A quiet duet of acoustic guitar and piano leads into a warm welcome into the song "Sheltering Sky." As Mac's vocals join in, they lead into a nice mid-tempo song that’s not overpowered by the drum work of Johanne James, but rather the drums lend a quiet power. On the next track, "Oceanbound," we get to hear more of the solid bass work of Jon Jeary, along with the twin axe attack of Karl Groom and Nick Midson make for a nice driving crunch. We hear more of that double guitar work as the song progresses but also in this track, with all its driving intensity, we have moments of a lighter, quiet feel that acts as the perfect counterpoint to the stronger passages.

Another dual guitar assault by Karl and Nick opens "Long Way Home" in a driving, full-force vibe and it does not stop from beginning to end. Even the piano tracks by Richard keep the pace while Mac drives it home with his passionate singing. Of course underneath it all Johanne sets the pace and keeps the drive going with his drum work. When he uses the double bass, it's used sparingly and in the right places for added effect, unlike other drummers who seem to think that using all double bass all the time is the only way to impress the musical world with their chops. Bringing a quiet moment to the CD is the next song "Keep My Head," a beautiful, haunting, soulful song. Mac shines on this with his deeply emotional expressiveness and the backing harmonies are impressive as well, lending the perfect balance to the piece. The guitar solos are not fast, furious examples of gratuitous shredding, but rather slow and melodic and tasteful, complementing the song perfectly.

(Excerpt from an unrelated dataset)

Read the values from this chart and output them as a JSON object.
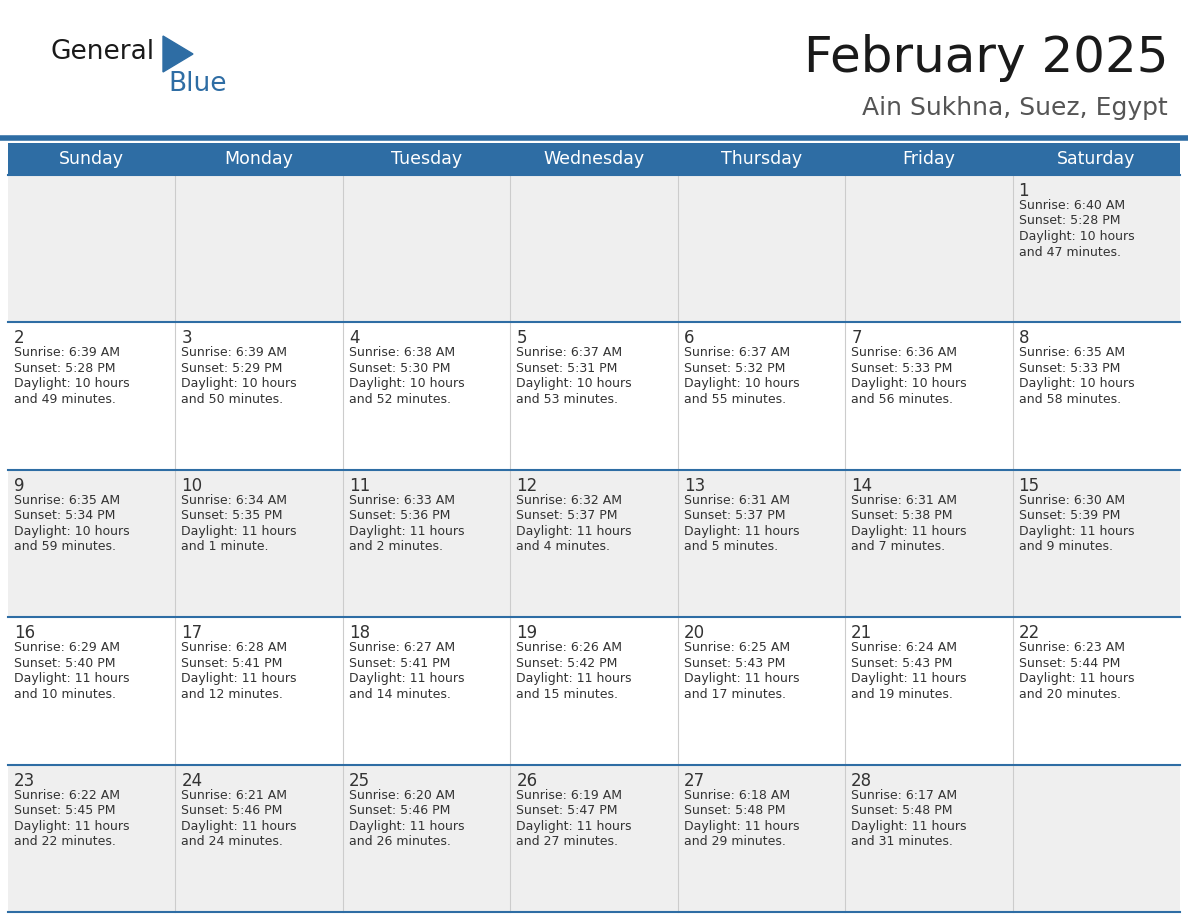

Threshold ends this cd with their longest track, "Narcissus," at 11:14 and it's a brilliant piece with a full glorious and majestic opening. Full, rich guitar solos team with a very strong driving rhythm by Johanne and Jon, segueing into a slower passage to accommodate Mac's vocals before winding back up for a full musical assault.

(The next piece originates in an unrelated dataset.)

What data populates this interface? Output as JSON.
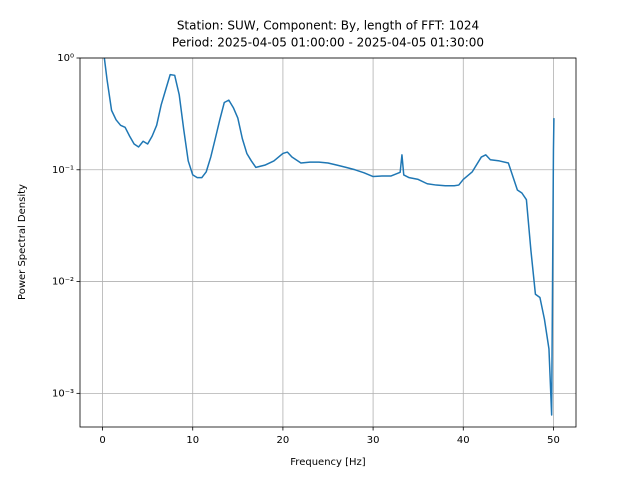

So, fellow metallers, listening to this album should be likened to riding a roller coaster- soaring, diving, whirlwind and then slowing down before slingshotting you back into a frenzy. This is one roller coaster ride you won't forget. Oh yes, and there is nothing 'hypothetical' about this: Threshold has released a solid, well done CD with this one. Now I really do care very much about this band’s future that I’m looking forward to their next offering.